La vida está bajo sospecha.

La vida aúpa lo real y lo simulado, abocándonos a asumirlo todo en el mismo paquete por no sustentarse esta, en los ámbitos en que se distribuye, en la Honestidad.

Uno prefiere, si no acceder a lo mejor, sí saber al menos que se está resignando a otras vías conducentes a productos o entornos de menor presteza o relevancia pero dignos al cabo y claramente explicitados.

Lo egregio es lo que se ha sabido situar en los estantes más prestigiados del comercio en que ha sido instituida la vida toda. Por ejemplo, no necesariamente el más reputado catedrático ha de ser necesariamente el más eficaz docente, pudiendo haber llegado a brillar por haber maximizado una serie de recursos y posibilidades, habiendo podido llegar a ser un intelectual de cierto fuste, e incluso mediático, por tener claro que siendo un honesto impartidor de conocimientos e indagador de saberes meramente no se medra de la misma manera que arrimándose a determinadas gentes o entornos de influencia.

Las bases de la vida político­social no están establecidas con arreglo a parámetros de Honestidad, sino de oportunismo, que es el traje terminológico que viste a la deshonestidad en muchas de sus comparecencias.

Así las cosas, otros valores como la competitividad o el esfuerzo quedan desprovistos de verdadera significación, pues todo va envuelto en el sinsentido de una lógica fundada en el trampantojo.

Si las distintas actividades que la especie humana desarrolla fueran precedidas por una cierta vitola de honestidad, la vida contrarrestaría ostensiblemente la infección de que está aquejada. La falibilidad no necesariamente mermaría, pero al menos sería perdonable por ir avalada por la buena voluntad.

La desconfianza mutua, justificable por otra parte, hace dura la vida, como dura ha sido siempre, si echamos la vista atrás en muchos siglos, casi desde que tenemos conciencia de habitar sobre la corteza terrestre.

Ciertamente, los seres humanos estamos sujetos a las pasiones de toda índole, pero también es cierto que la humana conducta asimismo está condicionada por los hábitos adquiridos e interiorizados colectivamente, por lo que una puesta en valor de la Honestidad incidiría en mucho en la forma de dirigir la vida a todos los niveles. Quede esta apreciación al menos como fútil deseo destinado a diluirse cual una brizna casual o un nimio destello en la cegadora inconmensurabilidad en que nos desenvolvemos.
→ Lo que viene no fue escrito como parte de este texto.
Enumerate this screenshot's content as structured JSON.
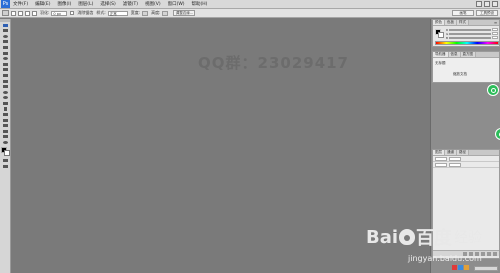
{
  "app": {
    "logo_text": "Ps"
  },
  "menubar": {
    "items": [
      "文件(F)",
      "编辑(E)",
      "图像(I)",
      "图层(L)",
      "选择(S)",
      "滤镜(T)",
      "视图(V)",
      "窗口(W)",
      "帮助(H)"
    ]
  },
  "options": {
    "feather_label": "羽化:",
    "feather_value": "0 px",
    "antialias_label": "消除锯齿",
    "style_label": "样式:",
    "style_value": "正常",
    "width_label": "宽度:",
    "height_label": "高度:",
    "refine_label": "调整边缘...",
    "wells": [
      "画笔",
      "工具预设"
    ]
  },
  "dock": {
    "color_panel": {
      "tabs": [
        "颜色",
        "色板",
        "样式"
      ],
      "menu_icon": "menu-icon"
    },
    "styles_panel": {
      "tabs": [
        "导航器",
        "信息",
        "直方图"
      ],
      "items": [
        "无标题",
        "缩放文档"
      ]
    },
    "layers_panel": {
      "tabs": [
        "图层",
        "通道",
        "路径"
      ]
    }
  },
  "watermark": {
    "text": "QQ群：23029417"
  },
  "baidu": {
    "bai": "Bai",
    "du": "百度",
    "jingyan": "经验",
    "url": "jingyan.baidu.com"
  },
  "status": {
    "text": ""
  },
  "colors": {
    "workspace": "#7a7a7a",
    "accent": "#2dbd5a",
    "brand": "#2b6fd6"
  }
}
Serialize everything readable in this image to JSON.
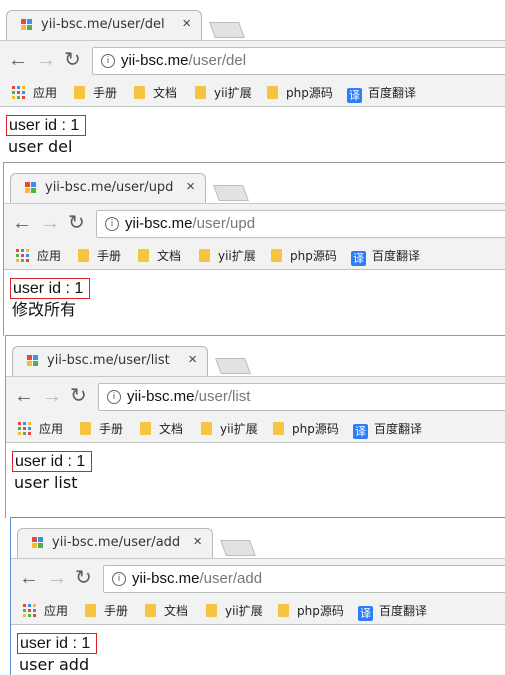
{
  "favicon_colors": [
    "#e8453c",
    "#3b8eea",
    "#f9bb2d",
    "#4fb24a"
  ],
  "windows": [
    {
      "tab_title": "yii-bsc.me/user/del",
      "url_host": "yii-bsc.me",
      "url_path": "/user/del",
      "user_id_text": "user id : 1",
      "user_text": "user del"
    },
    {
      "tab_title": "yii-bsc.me/user/upd",
      "url_host": "yii-bsc.me",
      "url_path": "/user/upd",
      "user_id_text": "user id : 1",
      "user_text": "修改所有"
    },
    {
      "tab_title": "yii-bsc.me/user/list",
      "url_host": "yii-bsc.me",
      "url_path": "/user/list",
      "user_id_text": "user id : 1",
      "user_text": "user list"
    },
    {
      "tab_title": "yii-bsc.me/user/add",
      "url_host": "yii-bsc.me",
      "url_path": "/user/add",
      "user_id_text": "user id : 1",
      "user_text": "user add"
    }
  ],
  "bookmarks": {
    "apps": "应用",
    "manual": "手册",
    "docs": "文档",
    "yii_ext": "yii扩展",
    "php_src": "php源码",
    "translate_badge": "译",
    "translate": "百度翻译"
  },
  "icons": {
    "tab_close": "×",
    "back": "←",
    "forward": "→",
    "reload": "↻",
    "info": "i"
  }
}
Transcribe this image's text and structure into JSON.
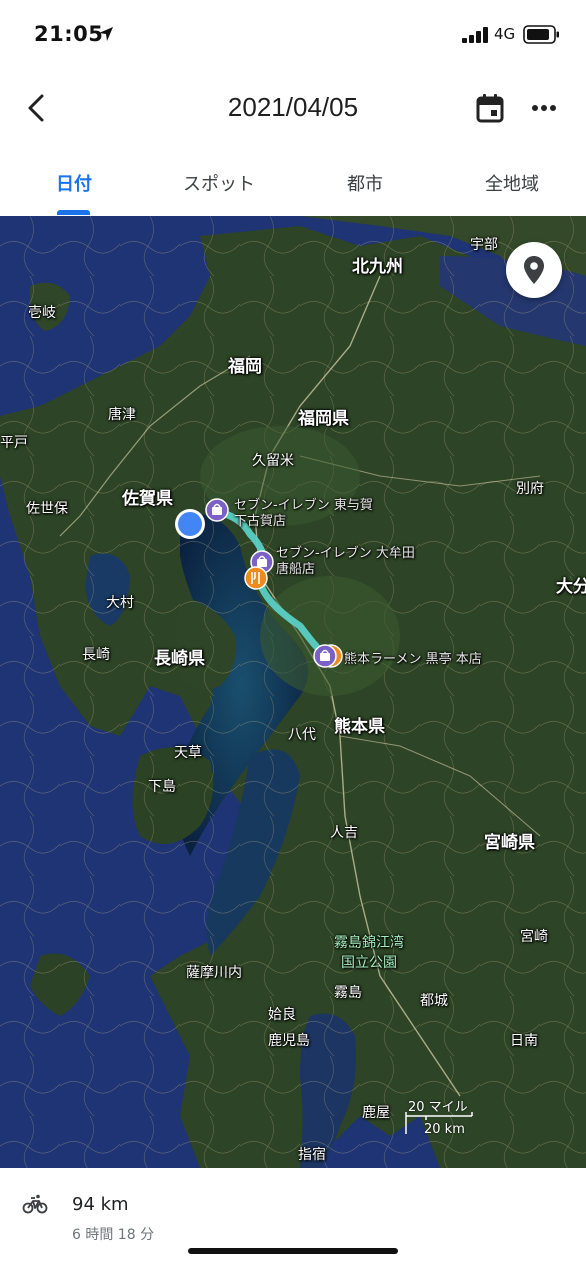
{
  "status_bar": {
    "time": "21:05",
    "network": "4G"
  },
  "header": {
    "title": "2021/04/05"
  },
  "tabs": [
    {
      "label": "日付",
      "active": true
    },
    {
      "label": "スポット",
      "active": false
    },
    {
      "label": "都市",
      "active": false
    },
    {
      "label": "全地域",
      "active": false
    }
  ],
  "map": {
    "labels": {
      "kitakyushu": "北九州",
      "ube": "宇部",
      "iki": "壱岐",
      "fukuoka": "福岡",
      "fukuoka_pref": "福岡県",
      "karatsu": "唐津",
      "hirado": "平戸",
      "kurume": "久留米",
      "saga_pref": "佐賀県",
      "sasebo": "佐世保",
      "beppu": "別府",
      "oita": "大分",
      "omura": "大村",
      "nagasaki": "長崎",
      "nagasaki_pref": "長崎県",
      "kumamoto_pref": "熊本県",
      "yatsushiro": "八代",
      "amakusa": "天草",
      "shimoshima": "下島",
      "hitoyoshi": "人吉",
      "miyazaki_pref": "宮崎県",
      "kirishima_park": "霧島錦江湾\n国立公園",
      "satsumasendai": "薩摩川内",
      "kirishima": "霧島",
      "miyakonojo": "都城",
      "miyazaki": "宮崎",
      "aira": "姶良",
      "kagoshima": "鹿児島",
      "nichinan": "日南",
      "kanoya": "鹿屋",
      "ibusuki": "指宿"
    },
    "pois": [
      {
        "name": "セブン-イレブン 東与賀\n下古賀店",
        "type": "shop"
      },
      {
        "name": "セブン-イレブン 大牟田\n唐船店",
        "type": "shop"
      },
      {
        "name": "熊本ラーメン 黒亭 本店",
        "type": "restaurant"
      }
    ],
    "scale": {
      "imperial": "20 マイル",
      "metric": "20 km"
    },
    "route_color": "#5ad2c8"
  },
  "summary": {
    "activity_icon": "bicycle-icon",
    "distance": "94 km",
    "duration": "6 時間 18 分"
  }
}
Bien establecida la convivencia global sobre la Honestidad sería el momento para empezar a valorar el verdadero talento en todos los órdenes. Mientras esperamos vanamente ese momento, seguiremos sumidos en el cenagal del apócrifo vivir, ese que otorga prebendas y dignidades a gentes que le usurpan la gloria a quien no tiene la habilidad de saber prosperar pícaramente, esto es, que no gozan de ese otro talento malversado.